Table Schema library

The Table Schema library can load and validate any Table Schema descriptor, allow the creation and modification of descriptors, expose methods for reading and streaming data that conforms to a Table Schema via the Tabular Data Resource abstraction.

References

Actions

  • read an existing Table Schema descriptor
  • validate an existing Table Schema descriptor using the JSON Schema spec
  • create a new Table Schema descriptor
  • edit an existing Table Schema descriptor
  • provide a model-type interface to interact with a descriptor
  • infer a Table Schema descriptor from a supplied sample of data
  • validate a data source against the Table Schema descriptor, including in response to editing the descriptor
  • enable streaming and reading of a data source through a Table Schema (cast on iteration)

Examples

On dereferencing and descriptor validation

Some properties in the Frictionless Data specifications allow a path (a URL or a POSIX path) that resolves to an object.

The most prominent example of this is the schema property on Tabular Data Resource descriptors.

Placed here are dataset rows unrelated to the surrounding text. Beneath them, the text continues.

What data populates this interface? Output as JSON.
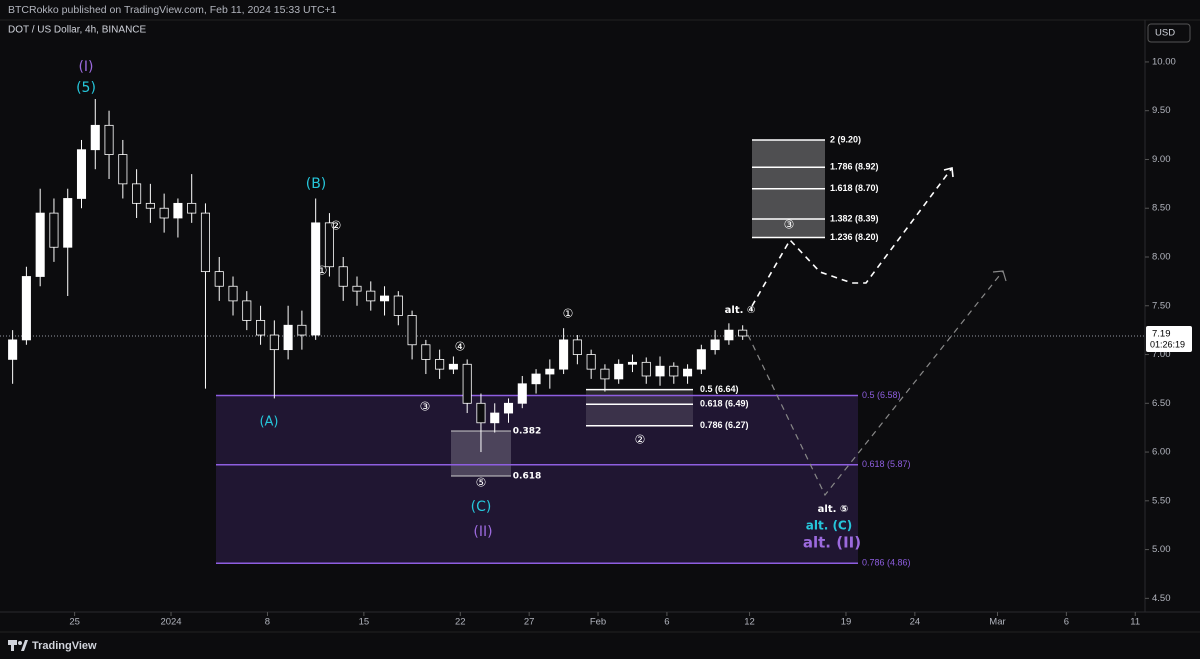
{
  "header": {
    "publisher": "BTCRokko published on TradingView.com, Feb 11, 2024 15:33 UTC+1"
  },
  "chart_data": {
    "type": "candlestick",
    "title": "DOT / US Dollar, 4h, BINANCE",
    "currency": "USD",
    "x": [
      "2023-12-20",
      "2023-12-21",
      "2023-12-22",
      "2023-12-23",
      "2023-12-24",
      "2023-12-25",
      "2023-12-26",
      "2023-12-27",
      "2023-12-28",
      "2023-12-29",
      "2023-12-30",
      "2023-12-31",
      "2024-01-01",
      "2024-01-02",
      "2024-01-03",
      "2024-01-04",
      "2024-01-05",
      "2024-01-06",
      "2024-01-07",
      "2024-01-08",
      "2024-01-09",
      "2024-01-10",
      "2024-01-11",
      "2024-01-12",
      "2024-01-13",
      "2024-01-14",
      "2024-01-15",
      "2024-01-16",
      "2024-01-17",
      "2024-01-18",
      "2024-01-19",
      "2024-01-20",
      "2024-01-21",
      "2024-01-22",
      "2024-01-23",
      "2024-01-24",
      "2024-01-25",
      "2024-01-26",
      "2024-01-27",
      "2024-01-28",
      "2024-01-29",
      "2024-01-30",
      "2024-01-31",
      "2024-02-01",
      "2024-02-02",
      "2024-02-03",
      "2024-02-04",
      "2024-02-05",
      "2024-02-06",
      "2024-02-07",
      "2024-02-08",
      "2024-02-09",
      "2024-02-10",
      "2024-02-11"
    ],
    "open": [
      6.95,
      7.15,
      7.8,
      8.45,
      8.1,
      8.6,
      9.1,
      9.35,
      9.05,
      8.75,
      8.55,
      8.5,
      8.4,
      8.55,
      8.45,
      7.85,
      7.7,
      7.55,
      7.35,
      7.2,
      7.05,
      7.3,
      7.2,
      8.35,
      7.9,
      7.7,
      7.65,
      7.55,
      7.6,
      7.4,
      7.1,
      6.95,
      6.85,
      6.9,
      6.5,
      6.3,
      6.4,
      6.5,
      6.7,
      6.8,
      6.85,
      7.15,
      7.0,
      6.85,
      6.75,
      6.9,
      6.92,
      6.78,
      6.88,
      6.78,
      6.85,
      7.05,
      7.15,
      7.25
    ],
    "high": [
      7.25,
      7.9,
      8.7,
      8.6,
      8.7,
      9.2,
      9.62,
      9.5,
      9.2,
      8.9,
      8.75,
      8.65,
      8.6,
      8.85,
      8.55,
      8.0,
      7.8,
      7.65,
      7.5,
      7.35,
      7.5,
      7.45,
      8.6,
      8.45,
      8.0,
      7.8,
      7.75,
      7.7,
      7.65,
      7.45,
      7.15,
      7.05,
      6.98,
      6.95,
      6.6,
      6.5,
      6.55,
      6.78,
      6.85,
      6.95,
      7.27,
      7.2,
      7.05,
      6.9,
      6.95,
      7.0,
      6.97,
      6.98,
      6.92,
      6.9,
      7.1,
      7.25,
      7.32,
      7.3
    ],
    "low": [
      6.7,
      7.1,
      7.7,
      7.95,
      7.6,
      8.5,
      8.9,
      8.8,
      8.6,
      8.4,
      8.35,
      8.25,
      8.2,
      8.35,
      6.65,
      7.55,
      7.4,
      7.25,
      7.1,
      6.55,
      6.95,
      7.05,
      7.15,
      7.8,
      7.55,
      7.5,
      7.45,
      7.4,
      7.3,
      6.95,
      6.8,
      6.75,
      6.8,
      6.4,
      6.0,
      6.2,
      6.3,
      6.45,
      6.6,
      6.65,
      6.8,
      6.9,
      6.75,
      6.62,
      6.7,
      6.82,
      6.7,
      6.68,
      6.7,
      6.7,
      6.8,
      7.0,
      7.1,
      7.15
    ],
    "close": [
      7.15,
      7.8,
      8.45,
      8.1,
      8.6,
      9.1,
      9.35,
      9.05,
      8.75,
      8.55,
      8.5,
      8.4,
      8.55,
      8.45,
      7.85,
      7.7,
      7.55,
      7.35,
      7.2,
      7.05,
      7.3,
      7.2,
      8.35,
      7.9,
      7.7,
      7.65,
      7.55,
      7.6,
      7.4,
      7.1,
      6.95,
      6.85,
      6.9,
      6.5,
      6.3,
      6.4,
      6.5,
      6.7,
      6.8,
      6.85,
      7.15,
      7.0,
      6.85,
      6.75,
      6.9,
      6.92,
      6.78,
      6.88,
      6.78,
      6.85,
      7.05,
      7.15,
      7.25,
      7.19
    ],
    "up_color": "#ffffff",
    "down_color": "#0c0c0e",
    "wick_color": "#ffffff",
    "xlim": [
      "2023-12-19T14:00:00Z",
      "2024-03-11T17:00:00Z"
    ],
    "xticks": [
      {
        "value": "2023-12-25",
        "label": "25"
      },
      {
        "value": "2024-01-01",
        "label": "2024"
      },
      {
        "value": "2024-01-08",
        "label": "8"
      },
      {
        "value": "2024-01-15",
        "label": "15"
      },
      {
        "value": "2024-01-22",
        "label": "22"
      },
      {
        "value": "2024-01-27",
        "label": "27"
      },
      {
        "value": "2024-02-01",
        "label": "Feb"
      },
      {
        "value": "2024-02-06",
        "label": "6"
      },
      {
        "value": "2024-02-12",
        "label": "12"
      },
      {
        "value": "2024-02-19",
        "label": "19"
      },
      {
        "value": "2024-02-24",
        "label": "24"
      },
      {
        "value": "2024-03-01",
        "label": "Mar"
      },
      {
        "value": "2024-03-06",
        "label": "6"
      },
      {
        "value": "2024-03-11",
        "label": "11"
      }
    ],
    "ylim": [
      4.36,
      10.43
    ],
    "yticks": [
      {
        "value": 10,
        "label": "10.00"
      },
      {
        "value": 9.5,
        "label": "9.50"
      },
      {
        "value": 9,
        "label": "9.00"
      },
      {
        "value": 8.5,
        "label": "8.50"
      },
      {
        "value": 8,
        "label": "8.00"
      },
      {
        "value": 7.5,
        "label": "7.50"
      },
      {
        "value": 7,
        "label": "7.00"
      },
      {
        "value": 6.5,
        "label": "6.50"
      },
      {
        "value": 6,
        "label": "6.00"
      },
      {
        "value": 5.5,
        "label": "5.50"
      },
      {
        "value": 5,
        "label": "5.00"
      },
      {
        "value": 4.5,
        "label": "4.50"
      }
    ],
    "last_price": 7.19,
    "countdown": "01:26:19",
    "target_levels": [
      {
        "value": 9.2,
        "label": "2 (9.20)"
      },
      {
        "value": 8.92,
        "label": "1.786 (8.92)"
      },
      {
        "value": 8.7,
        "label": "1.618 (8.70)"
      },
      {
        "value": 8.39,
        "label": "1.382 (8.39)"
      },
      {
        "value": 8.2,
        "label": "1.236 (8.20)"
      }
    ],
    "retracement_levels": [
      {
        "value": 6.64,
        "label": "0.5 (6.64)"
      },
      {
        "value": 6.49,
        "label": "0.618 (6.49)"
      },
      {
        "value": 6.27,
        "label": "0.786 (6.27)"
      }
    ],
    "wave_levels": [
      {
        "value": 6.58,
        "label": "0.5 (6.58)"
      },
      {
        "value": 5.87,
        "label": "0.618 (5.87)"
      },
      {
        "value": 4.86,
        "label": "0.786 (4.86)"
      }
    ],
    "annotations": [
      "(I)",
      "(5)",
      "(B)",
      "②",
      "①",
      "(A)",
      "③",
      "④",
      "0.382",
      "0.618",
      "⑤",
      "(C)",
      "(II)",
      "①",
      "②",
      "alt. ④",
      "③",
      "alt. ⑤",
      "alt. (C)",
      "alt. (II)"
    ]
  },
  "footer": {
    "brand": "TradingView"
  }
}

Allowing such references has practical use for publishers, for example in allowing schema reuse. However, it does introduce difficulties in the validation of such properties. For example, validating a path pointing to a schema rather than the schema object itself will do little to guarantee the integrity of the schema definition. Therefore implementors MUST dereference such "referential" property values before attempting to validate a descriptor. At present, this requirement applies to the following properties in Tabular Data Package and Tabular Data Resource:

  • schema
  • dialect

Other libraries

Data Package and Table Schema implement the core Frictionless Data specifications. The JavaScript implementations maintained by Open Knowledge International essentially follow the above requirements as is. However, our Python toolchain has some additional libraries - goodtables and tabulator - which are an important part of the Frictionless Data stack, and we would be delighted to see them implemented in other languages either as standalone libraries, or, as part of a wider effort in implementing Data Package and Table Schema.

tabulator

tabulator provides a consistent interface for streaming reading and writing of tabular data. It supports CSV, which is required for Table Schema, Tabular Data Resource, and Tabular Data Package, and also supports Excel, JSON, newline delimited JSON, Google Sheets, and ODS.

References

goodtables

goodtables validates tabular data, checking for structural and schematic errors, and producing reports that can be used to iterate on data file sources as part of common data publication work flows. goodtables uses tabulator, tableschema, and datapackage internally, as well as implementing data-quality-spec.

It may be of general interest that goodtables is also avaiable as a service - goodtables.io - providing continuous data validation in the style of CI solutions for code.

References

Work process

Open Knowledge International coding standards can be found here. While some of the standards document refers to idioms in JavaScript and Python, much of it is about more general standards around using git, testing requirements and so on. These need to be adhered to.

We have some small example code repositories in Python and JavaScript that demonstrate these coding standards.

If you would like to contribute sections based on idioms in your target language, that would be great: it will serve as a further reference to others, and also have the added benefit of enabling our team to learn from you.